The images lack the least effort at historical verisimilitude or the slightest suggestion that things in the past may have looked different from how they look now. All the men and women wear the clothing of their class in Akbar’s time. When Genghis Khan attacks the encampment of an enemy, it looks like a The Red Fort. The armies of whatever period are borne by the camels, elephants, and elegant horses of Akbar’s India and involve firearms and cannon. Islamic aniconism does not prevent the representation of thousands of human figures and faces from all levels of society and many occupational groups. There are few puritanical restrictions on the depiction of women. They are all clothed, as are men. Their heads are usually covered, but there are no burkas; the drawing often accentuates their curves, and dancers and the like wear filmy outfits.
The sum total is rather like the shield of Achilles. The whole world as it was present to sophisticated folk of Akbar’s time is represented: forests, farms, forts, rivers, mountains, orchards, gardens, armies, great hunts, the multifariousness of cities, thieves, beggars, courtiers, warriors, harems, dancers, jugglers…. It is an intensely social world. There are very few isolated figures like the mountain sages of Chinese landscapes or the country folk of Constable landscapes. The society portrayed is hierarchical and sexist.
To my untrained, western eye, the illustrations present a flatish surface full of detail. Objects appear in front of one another but near objects are not consistently larger than far objects. Foreshortening is inconsistent, chiaroscuro is absent, and distant objects are usually as distinct a close ones. There is no representation of space as in western historical painting or even as in many Chinese landscapes. As far as I recall no horizon line ever appears.
If you draw a scale between cartoon caricature at the one end and, say, Holbein at the other, the exquisitely painted miniatures hover in an intermediate location hard for me to define. They are portraits of typical people rather than portraits of individuals. They show feeling and attitudes: fear, love, contentment, rage, generosity, submission, but do not suggest an individual.

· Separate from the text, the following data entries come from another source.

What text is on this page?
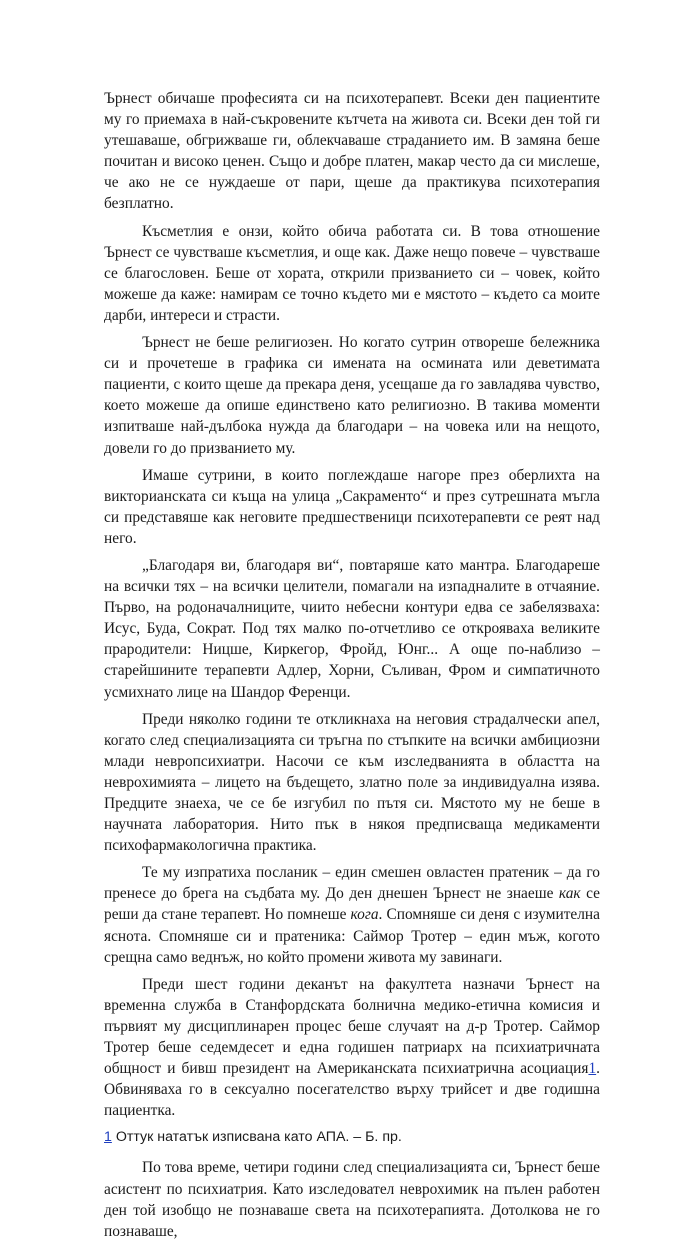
Ърнест обичаше професията си на психотерапевт. Всеки ден пациентите му го приемаха в най-съкровените кътчета на живота си. Всеки ден той ги утешаваше, обгрижваше ги, облекчаваше страданието им. В замяна беше почитан и високо ценен. Също и добре платен, макар често да си мислеше, че ако не се нуждаеше от пари, щеше да практикува психотерапия безплатно.

Късметлия е онзи, който обича работата си. В това отношение Ърнест се чувстваше късметлия, и още как. Даже нещо повече – чувстваше се благословен. Беше от хората, открили призванието си – човек, който можеше да каже: намирам се точно където ми е мястото – където са моите дарби, интереси и страсти.

Ърнест не беше религиозен. Но когато сутрин отвореше бележника си и прочетеше в графика си имената на осмината или деветимата пациенти, с които щеше да прекара деня, усещаше да го завладява чувство, което можеше да опише единствено като религиозно. В такива моменти изпитваше най-дълбока нужда да благодари – на човека или на нещото, довели го до призванието му.

Имаше сутрини, в които поглеждаше нагоре през оберлихта на викторианската си къща на улица „Сакраменто“ и през сутрешната мъгла си представяше как неговите предшественици психотерапевти се реят над него.

„Благодаря ви, благодаря ви“, повтаряше като мантра. Благодареше на всички тях – на всички целители, помагали на изпадналите в отчаяние. Първо, на родоначалниците, чиито небесни контури едва се забелязваха: Исус, Буда, Сократ. Под тях малко по-отчетливо се открояваха великите прародители: Ницше, Киркегор, Фройд, Юнг... А още по-наблизо – старейшините терапевти Адлер, Хорни, Съливан, Фром и симпатичното усмихнато лице на Шандор Ференци.

Преди няколко години те откликнаха на неговия страдалчески апел, когато след специализацията си тръгна по стъпките на всички амбициозни млади невропсихиатри. Насочи се към изследванията в областта на неврохимията – лицето на бъдещето, златно поле за индивидуална изява. Предците знаеха, че се бе изгубил по пътя си. Мястото му не беше в научната лаборатория. Нито пък в някоя предписваща медикаменти психофармакологична практика.

Те му изпратиха посланик – един смешен овластен пратеник – да го пренесе до брега на съдбата му. До ден днешен Ърнест не знаеше как се реши да стане терапевт. Но помнеше кога. Спомняше си деня с изумителна яснота. Спомняше си и пратеника: Саймор Тротер – един мъж, когото срещна само веднъж, но който промени живота му завинаги.

Преди шест години деканът на факултета назначи Ърнест на временна служба в Станфордската болнична медико-етична комисия и първият му дисциплинарен процес беше случаят на д-р Тротер. Саймор Тротер беше седемдесет и една годишен патриарх на психиатричната общност и бивш президент на Американската психиатрична асоциация1. Обвиняваха го в сексуално посегателство върху трийсет и две годишна пациентка.

1 Оттук нататък изписвана като АПА. – Б. пр.

По това време, четири години след специализацията си, Ърнест беше асистент по психиатрия. Като изследовател неврохимик на пълен работен ден той изобщо не познаваше света на психотерапията. Дотолкова не го познаваше,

As maybe you can tell, the historical and cultural implications of this book interest me somewhat more than the art itself. The miniatures are wonderfully painted. They are pleasant and engaging. They are interesting. But they do not move me. I suppose this is because of the lacks I have mentioned, of portraiture of individual consciousness, or chiaroscuro, of a sense of things being organized around space. Perhaps I have become dependent on these things to get the historical hit. But, for example, Chinese and Japanese landscapes that omit the same devices often move me. Perhaps it was different to viewers in Akbar’s time.
The Sanskrit tradition of literary criticism holds the purpose of art as to create a mood rather than to teach a lesson, and this seems to be the goal in these paintings.
The book is nicely printed and arranged with many pages usefully showing details of the larger views. Reproduction on book-quality paper is appropriate for these paintings. The text that appears of the pages is usefully translated with discussions of the many lacunae and confusions in the MS. A long and informative introduction explains the historical context of the family of Genghis Kahn, the artistic community of Akbar's court, the history of the manuscripts, and issues of artistic influence and technique.